Горст извернулся вбок, и великий меч прошелестел мимо, задел локтевой щиток и распорол его в болтающуюся жестянку. Он уже колол сам, но кончик клинка поймал лишь падающую воду, а его полуголый соперник скользнул прочь. Горст отвёл оружие обратно для лютого секущего удара на высоте головы, но воин змеёй поднырнул под него, с остолбененной скоростью поднял великий меч одновременно со снижением взмаха Горста, лезвия звонко встретились — от такого перезвона занемели пальцы. Они распались, оба собраны, глаза северянина спокойно сосредоточены на Горсте, несмотря на барабанящий ливень.

Его оружие могло казаться пошлым реквизитом из балагана, но шутом этот человек явно не был. Установка, баланс, скос длинного клинка позволяли ему все варианты и обороны, и нападения. Навряд ли его техника отыщется в «Уложениях мечника» Рубиари, но то же касается и самого меча. Как бы ни было, мы оба — мастера.

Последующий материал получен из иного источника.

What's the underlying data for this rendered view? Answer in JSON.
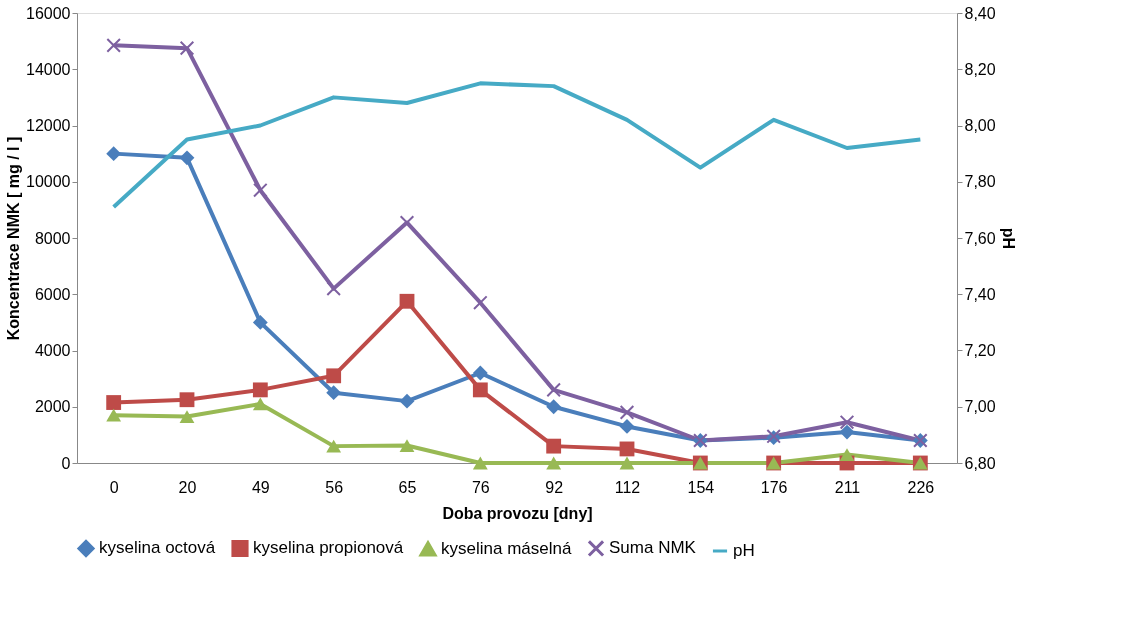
{
  "chart_data": {
    "type": "line",
    "xlabel": "Doba provozu [dny]",
    "ylabel": "Koncentrace NMK [ mg / l ]",
    "y2label": "pH",
    "categories": [
      "0",
      "20",
      "49",
      "56",
      "65",
      "76",
      "92",
      "112",
      "154",
      "176",
      "211",
      "226"
    ],
    "ylim": [
      0,
      16000
    ],
    "yticks": [
      0,
      2000,
      4000,
      6000,
      8000,
      10000,
      12000,
      14000,
      16000
    ],
    "y2lim": [
      6.8,
      8.4
    ],
    "y2ticks": [
      {
        "value": 6.8,
        "label": "6,80"
      },
      {
        "value": 7.0,
        "label": "7,00"
      },
      {
        "value": 7.2,
        "label": "7,20"
      },
      {
        "value": 7.4,
        "label": "7,40"
      },
      {
        "value": 7.6,
        "label": "7,60"
      },
      {
        "value": 7.8,
        "label": "7,80"
      },
      {
        "value": 8.0,
        "label": "8,00"
      },
      {
        "value": 8.2,
        "label": "8,20"
      },
      {
        "value": 8.4,
        "label": "8,40"
      }
    ],
    "grid": false,
    "legend": "bottom",
    "series": [
      {
        "name": "kyselina octová",
        "color": "#4a7ebb",
        "marker": "diamond",
        "values": [
          11000,
          10850,
          5000,
          2500,
          2200,
          3200,
          2000,
          1300,
          800,
          900,
          1100,
          800
        ]
      },
      {
        "name": "kyselina propionová",
        "color": "#be4b48",
        "marker": "square",
        "values": [
          2150,
          2250,
          2600,
          3100,
          5750,
          2600,
          600,
          500,
          0,
          0,
          0,
          0
        ]
      },
      {
        "name": "kyselina máselná",
        "color": "#98b954",
        "marker": "triangle",
        "values": [
          1700,
          1650,
          2100,
          600,
          620,
          0,
          0,
          0,
          0,
          0,
          300,
          0
        ]
      },
      {
        "name": "Suma NMK",
        "color": "#7d60a0",
        "marker": "cross",
        "values": [
          14850,
          14750,
          9700,
          6200,
          8550,
          5700,
          2600,
          1800,
          800,
          950,
          1450,
          800
        ]
      },
      {
        "name": "pH",
        "color": "#46aac5",
        "marker": "none",
        "axis": "y2",
        "values": [
          7.71,
          7.95,
          8.0,
          8.1,
          8.08,
          8.15,
          8.14,
          8.02,
          7.85,
          8.02,
          7.92,
          7.95
        ]
      }
    ]
  }
}
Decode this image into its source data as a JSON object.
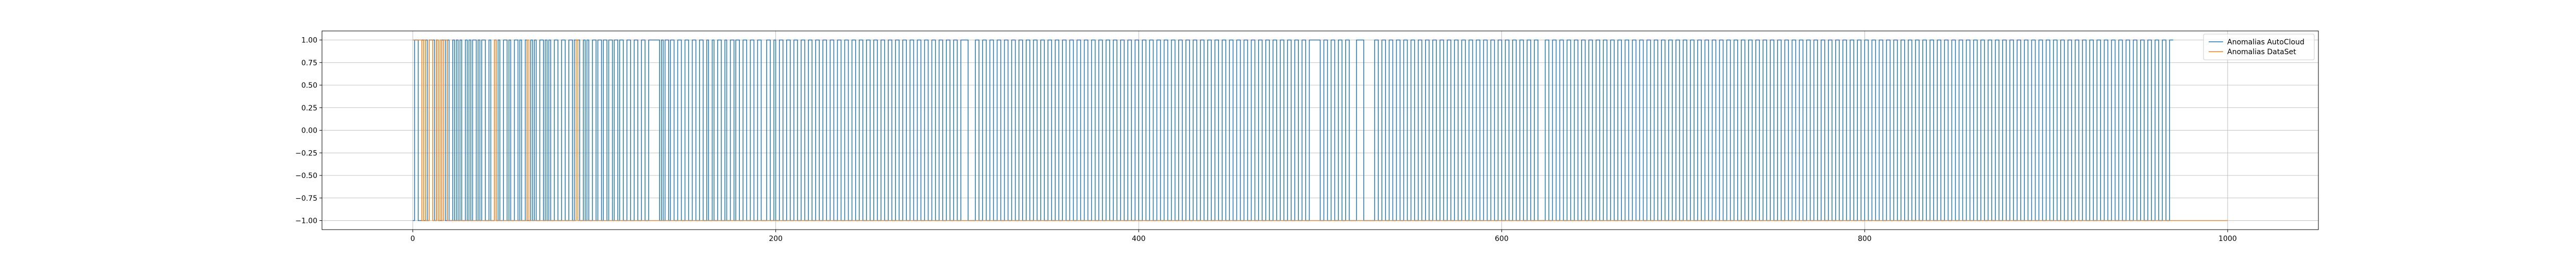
{
  "chart_data": {
    "type": "line",
    "title": "",
    "xlabel": "",
    "ylabel": "",
    "xlim": [
      -50,
      1050
    ],
    "ylim": [
      -1.1,
      1.1
    ],
    "grid": true,
    "legend_position": "upper-right",
    "x_ticks": [
      0,
      200,
      400,
      600,
      800,
      1000
    ],
    "x_tick_labels": [
      "0",
      "200",
      "400",
      "600",
      "800",
      "1000"
    ],
    "y_ticks": [
      1.0,
      0.75,
      0.5,
      0.25,
      0.0,
      -0.25,
      -0.5,
      -0.75,
      -1.0
    ],
    "y_tick_labels": [
      "1.00",
      "0.75",
      "0.50",
      "0.25",
      "0.00",
      "−0.25",
      "−0.50",
      "−0.75",
      "−1.00"
    ],
    "series": [
      {
        "name": "Anomalias AutoCloud",
        "color": "#1f77b4",
        "style": "step",
        "x_start": 0,
        "x_end": 970,
        "initial_value": -1,
        "toggle_points": [
          1,
          3,
          5,
          6,
          7,
          8,
          9,
          12,
          13,
          14,
          16,
          18,
          19,
          20,
          22,
          23,
          24,
          25,
          26,
          27,
          29,
          30,
          31,
          32,
          33,
          35,
          36,
          37,
          38,
          40,
          42,
          43,
          45,
          46,
          47,
          48,
          50,
          52,
          53,
          54,
          56,
          58,
          59,
          60,
          62,
          63,
          65,
          66,
          67,
          68,
          70,
          72,
          73,
          74,
          75,
          76,
          78,
          80,
          82,
          84,
          86,
          88,
          89,
          92,
          94,
          95,
          96,
          97,
          99,
          101,
          102,
          104,
          105,
          107,
          108,
          110,
          111,
          113,
          114,
          116,
          118,
          120,
          122,
          124,
          126,
          128,
          130,
          136,
          137,
          138,
          139,
          141,
          142,
          144,
          146,
          148,
          150,
          152,
          154,
          156,
          158,
          160,
          162,
          163,
          165,
          166,
          168,
          170,
          172,
          173,
          175,
          177,
          178,
          180,
          182,
          184,
          186,
          188,
          190,
          192,
          195,
          197,
          199,
          200,
          202,
          204,
          206,
          208,
          210,
          212,
          214,
          216,
          218,
          220,
          222,
          224,
          226,
          228,
          230,
          232,
          234,
          236,
          238,
          240,
          242,
          244,
          246,
          248,
          250,
          252,
          254,
          256,
          258,
          260,
          262,
          264,
          266,
          268,
          270,
          272,
          274,
          276,
          278,
          280,
          282,
          284,
          286,
          288,
          290,
          292,
          294,
          296,
          298,
          300,
          302,
          306,
          310,
          312,
          314,
          316,
          318,
          320,
          322,
          324,
          326,
          328,
          330,
          332,
          334,
          336,
          338,
          340,
          342,
          344,
          346,
          348,
          350,
          352,
          354,
          356,
          358,
          360,
          362,
          364,
          366,
          368,
          370,
          372,
          374,
          376,
          378,
          380,
          382,
          384,
          386,
          388,
          390,
          392,
          394,
          396,
          398,
          400,
          402,
          404,
          406,
          408,
          410,
          412,
          414,
          416,
          418,
          420,
          422,
          424,
          426,
          428,
          430,
          432,
          434,
          436,
          438,
          440,
          442,
          444,
          446,
          448,
          450,
          452,
          454,
          456,
          458,
          460,
          462,
          464,
          466,
          468,
          470,
          472,
          474,
          476,
          478,
          480,
          482,
          484,
          486,
          488,
          490,
          492,
          494,
          500,
          502,
          504,
          506,
          508,
          510,
          512,
          514,
          516,
          520,
          524,
          530,
          532,
          534,
          536,
          538,
          540,
          542,
          544,
          546,
          548,
          550,
          552,
          554,
          556,
          558,
          560,
          562,
          564,
          566,
          568,
          570,
          572,
          574,
          576,
          578,
          580,
          582,
          584,
          586,
          588,
          590,
          592,
          594,
          596,
          598,
          600,
          602,
          604,
          606,
          608,
          610,
          612,
          614,
          616,
          618,
          620,
          624,
          626,
          628,
          630,
          632,
          634,
          636,
          638,
          640,
          642,
          644,
          646,
          648,
          650,
          652,
          654,
          656,
          658,
          660,
          662,
          664,
          666,
          668,
          670,
          672,
          674,
          676,
          678,
          680,
          682,
          684,
          686,
          688,
          690,
          692,
          694,
          696,
          698,
          700,
          702,
          704,
          706,
          708,
          710,
          712,
          714,
          716,
          718,
          720,
          722,
          724,
          726,
          728,
          730,
          732,
          734,
          736,
          738,
          740,
          742,
          744,
          746,
          748,
          750,
          752,
          754,
          756,
          758,
          760,
          762,
          764,
          766,
          768,
          770,
          772,
          774,
          776,
          778,
          780,
          782,
          784,
          786,
          788,
          790,
          792,
          794,
          796,
          798,
          800,
          802,
          804,
          806,
          808,
          810,
          812,
          814,
          816,
          818,
          820,
          822,
          824,
          826,
          828,
          830,
          832,
          834,
          836,
          838,
          840,
          842,
          844,
          846,
          848,
          850,
          852,
          854,
          856,
          858,
          860,
          862,
          864,
          866,
          868,
          870,
          872,
          874,
          876,
          878,
          880,
          882,
          884,
          886,
          888,
          890,
          892,
          894,
          896,
          898,
          900,
          902,
          904,
          906,
          908,
          910,
          912,
          914,
          916,
          918,
          920,
          922,
          924,
          926,
          928,
          930,
          932,
          934,
          936,
          938,
          940,
          942,
          944,
          946,
          948,
          950,
          952,
          954,
          956,
          958,
          960,
          962,
          964,
          966,
          968
        ]
      },
      {
        "name": "Anomalias DataSet",
        "color": "#ff7f0e",
        "style": "step",
        "x_start": 0,
        "x_end": 1000,
        "initial_value": 1,
        "toggle_points": [
          5,
          6,
          7,
          9,
          11,
          13,
          14,
          15,
          16,
          17,
          19,
          45,
          46,
          63,
          64,
          90,
          91
        ]
      }
    ]
  }
}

Прежде чем Горст успел сдвинуться с места, между ними, спотыкаясь, вклинился союзный солдат, согнувшийся от раны в животе, черпая горстями собственную кровь. Горст нетерпеливо сшиб его с дороги щитом, прыгнул, вынося меч на полуголого северянина, но тот увернулся от выпада и парировал режущий полувзмах быстрее, чем Горст вообще мог бы представить возможным, глядя на такой кусок металла. Горст сфинтил вправо, перевёл влево, низким взмахом. Северянин был наготове и отскочил с линии удара, сталь Горста подровняла грязь, а потом перерубила ногу цепляющемуся за жизнь солдату, с визгом повергая его на землю. Ну так не стой на дороге, дурила.

Горст оправился как раз вовремя, чтоб различить, как приближается великий меч, и, сбившись с дыхания, пригнулся за щитом. Лезвие врезалось в щит, прорубая громадную вмятину на уже побитом металле, жёстко выгибая его поверх предплечья Горста, вбивая его кулак ему же в рот. Но он устоял на ногах, отшагнул назад, чувствуя вкус крови. Щитом вперёд, всем телом врезался в северянина и отбросил его прочь, хлестнул прямым и обратным, высоко и низко. Северянин уклонился от верхнего, зато нижний зацепил его поперёк лодыжки, самым-самым кончиком, кровь подлетела в воздух и подогнулось колено.